The CAMP test (Christie–Atkins–Munch-Petersen) is a test to identify group B β-hemolytic streptococci (Streptococcus agalactiae) based on their formation of a substance, CAMP factor, that enlarges the area of hemolysis formed by the β-hemolysin elaborated from Staphylococcus aureus.

==CAMP factor==
Although the test is usually used to identify group B streptococcus, there is some evidence that the CAMP factor gene is present in several groups of streptococci, including group A.
CAMP factor is a phospholipase produced by Group B Streptococci (Streptococcus agalactiae) that enhances hemolysis of Staphylococcus aureus.

A similar factor has been identified in Bartonella henselae.

==Uses==
The CAMP test can be used to identify Streptococcus agalactiae. Though not strongly beta-hemolytic on its own, group B strep presents with wedge-shaped colonies in the presence of Staphylococcus aureus.

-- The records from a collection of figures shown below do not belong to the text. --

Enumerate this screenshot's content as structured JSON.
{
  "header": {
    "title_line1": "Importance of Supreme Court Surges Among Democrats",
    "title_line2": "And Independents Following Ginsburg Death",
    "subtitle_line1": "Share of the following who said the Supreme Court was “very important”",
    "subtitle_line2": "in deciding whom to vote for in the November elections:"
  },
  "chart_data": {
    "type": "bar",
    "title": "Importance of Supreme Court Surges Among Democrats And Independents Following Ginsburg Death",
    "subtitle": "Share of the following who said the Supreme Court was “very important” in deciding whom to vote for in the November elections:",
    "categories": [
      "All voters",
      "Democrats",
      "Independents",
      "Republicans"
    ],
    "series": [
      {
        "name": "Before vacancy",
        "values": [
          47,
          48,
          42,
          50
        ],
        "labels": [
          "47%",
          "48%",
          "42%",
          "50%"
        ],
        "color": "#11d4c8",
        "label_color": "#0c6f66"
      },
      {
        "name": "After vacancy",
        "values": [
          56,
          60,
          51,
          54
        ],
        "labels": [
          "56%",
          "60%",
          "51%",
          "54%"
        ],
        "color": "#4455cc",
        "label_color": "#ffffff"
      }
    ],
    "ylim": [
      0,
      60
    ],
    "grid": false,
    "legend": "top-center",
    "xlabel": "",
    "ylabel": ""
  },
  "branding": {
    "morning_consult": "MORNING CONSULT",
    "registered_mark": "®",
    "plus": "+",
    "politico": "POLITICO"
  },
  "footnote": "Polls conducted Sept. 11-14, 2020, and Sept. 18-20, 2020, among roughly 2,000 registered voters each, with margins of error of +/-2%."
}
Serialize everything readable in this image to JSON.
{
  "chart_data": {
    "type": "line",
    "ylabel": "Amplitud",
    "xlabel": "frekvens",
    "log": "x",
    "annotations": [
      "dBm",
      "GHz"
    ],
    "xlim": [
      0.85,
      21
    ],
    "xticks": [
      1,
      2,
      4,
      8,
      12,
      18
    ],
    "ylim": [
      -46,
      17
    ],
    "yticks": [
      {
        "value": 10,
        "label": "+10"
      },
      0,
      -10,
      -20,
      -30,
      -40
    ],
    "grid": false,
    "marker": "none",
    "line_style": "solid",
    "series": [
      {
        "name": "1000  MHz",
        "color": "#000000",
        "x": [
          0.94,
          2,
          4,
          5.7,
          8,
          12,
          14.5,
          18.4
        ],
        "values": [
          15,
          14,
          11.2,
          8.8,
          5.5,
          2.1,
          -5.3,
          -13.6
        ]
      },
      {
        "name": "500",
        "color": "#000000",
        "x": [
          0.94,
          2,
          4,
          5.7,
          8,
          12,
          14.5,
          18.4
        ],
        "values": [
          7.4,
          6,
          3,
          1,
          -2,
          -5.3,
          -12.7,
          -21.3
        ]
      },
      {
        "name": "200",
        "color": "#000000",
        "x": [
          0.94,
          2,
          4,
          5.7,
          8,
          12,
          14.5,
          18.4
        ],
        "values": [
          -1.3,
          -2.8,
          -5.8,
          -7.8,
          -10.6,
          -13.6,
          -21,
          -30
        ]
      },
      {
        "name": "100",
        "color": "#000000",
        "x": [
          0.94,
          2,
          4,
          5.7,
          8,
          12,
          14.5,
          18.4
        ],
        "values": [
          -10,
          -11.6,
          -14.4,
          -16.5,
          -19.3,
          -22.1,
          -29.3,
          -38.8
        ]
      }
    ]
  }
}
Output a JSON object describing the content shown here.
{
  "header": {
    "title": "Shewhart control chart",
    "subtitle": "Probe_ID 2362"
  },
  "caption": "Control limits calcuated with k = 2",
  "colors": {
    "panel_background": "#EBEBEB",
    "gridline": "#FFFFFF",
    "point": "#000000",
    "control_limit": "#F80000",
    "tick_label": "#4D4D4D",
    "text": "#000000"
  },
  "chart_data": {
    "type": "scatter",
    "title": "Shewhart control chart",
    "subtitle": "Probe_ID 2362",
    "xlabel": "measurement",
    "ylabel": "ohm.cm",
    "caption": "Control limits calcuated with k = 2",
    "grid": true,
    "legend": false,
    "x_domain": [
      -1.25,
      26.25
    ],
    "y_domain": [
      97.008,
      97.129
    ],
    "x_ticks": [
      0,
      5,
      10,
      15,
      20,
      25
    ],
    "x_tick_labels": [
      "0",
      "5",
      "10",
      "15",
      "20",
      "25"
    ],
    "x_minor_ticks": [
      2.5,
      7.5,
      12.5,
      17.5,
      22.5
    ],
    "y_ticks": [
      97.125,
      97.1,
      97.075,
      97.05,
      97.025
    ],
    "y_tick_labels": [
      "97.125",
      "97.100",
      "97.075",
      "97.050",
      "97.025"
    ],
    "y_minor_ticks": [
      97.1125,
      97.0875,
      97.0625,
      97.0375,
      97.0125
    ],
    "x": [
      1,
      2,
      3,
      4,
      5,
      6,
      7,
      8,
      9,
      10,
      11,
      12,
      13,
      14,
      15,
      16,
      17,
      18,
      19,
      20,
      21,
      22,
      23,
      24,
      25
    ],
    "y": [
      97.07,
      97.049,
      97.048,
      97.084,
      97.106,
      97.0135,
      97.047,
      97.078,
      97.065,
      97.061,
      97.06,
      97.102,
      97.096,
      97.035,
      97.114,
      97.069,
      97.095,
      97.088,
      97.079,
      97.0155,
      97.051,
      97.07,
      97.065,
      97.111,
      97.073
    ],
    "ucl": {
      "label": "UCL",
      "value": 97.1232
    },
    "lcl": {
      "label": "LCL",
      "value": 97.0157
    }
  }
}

It can also be used to identify Listeria monocytogenes which produces a positive CAMP reaction.

==Setup==

1. Streak a beta-lysin–producing strain of aureus down the center of a sheep blood agar plate.
2. The test organism streak should be 3 to 4 cm long.
3. Streak test organisms across the plate perpendicular to the S. aureus streak within 2 mm. (Multiple organisms can be tested on a single plate).
4. Incubate at 35°-37 °C in ambient air for 18–24 hours.
5. Wedge shaped pattern radiating from the test organism near the S. aureus indicates positivity

==Reverse CAMP test==

The reverse CAMP test is a method to identify Clostridium perfringens using β-hemolytic streptococci. The CAMP factor produced by S. agalactiae and the alpha toxin produced by C. perfringens act synergistically to produce enhanced hemolysis. Streaking these two organisms perpendicular to each other on a blood agar plate will yield a “bow tie” shaped zone of hemolysis which indicates a positive test.

==History==
CAMP is an acronym for "Christie–Atkins–Munch-Peterson", for the three researchers who discovered the phenomenon. In their 1944 report, F. H. Christie (Commonwealth Serum Laboratories, Melbourne), L. J. Atkinson (Council for Scientific and Industrial Research, Melbourne), and L. Munch‑Petersen (Veterinary/Animal Health Research Laboratory) described the hemolytic phenomenon now known as the CAMP test.

It is often incorrectly reported as the product of four people (counting Munch-Petersen as two people). The true relationship (three people) is the reason for two en dashes and then one hyphen in Christie–Atkins–Munch-Petersen.

The name of the test bears no relationship to the name of the second messenger cyclic adenosine monophosphate (commonly referred to as cAMP).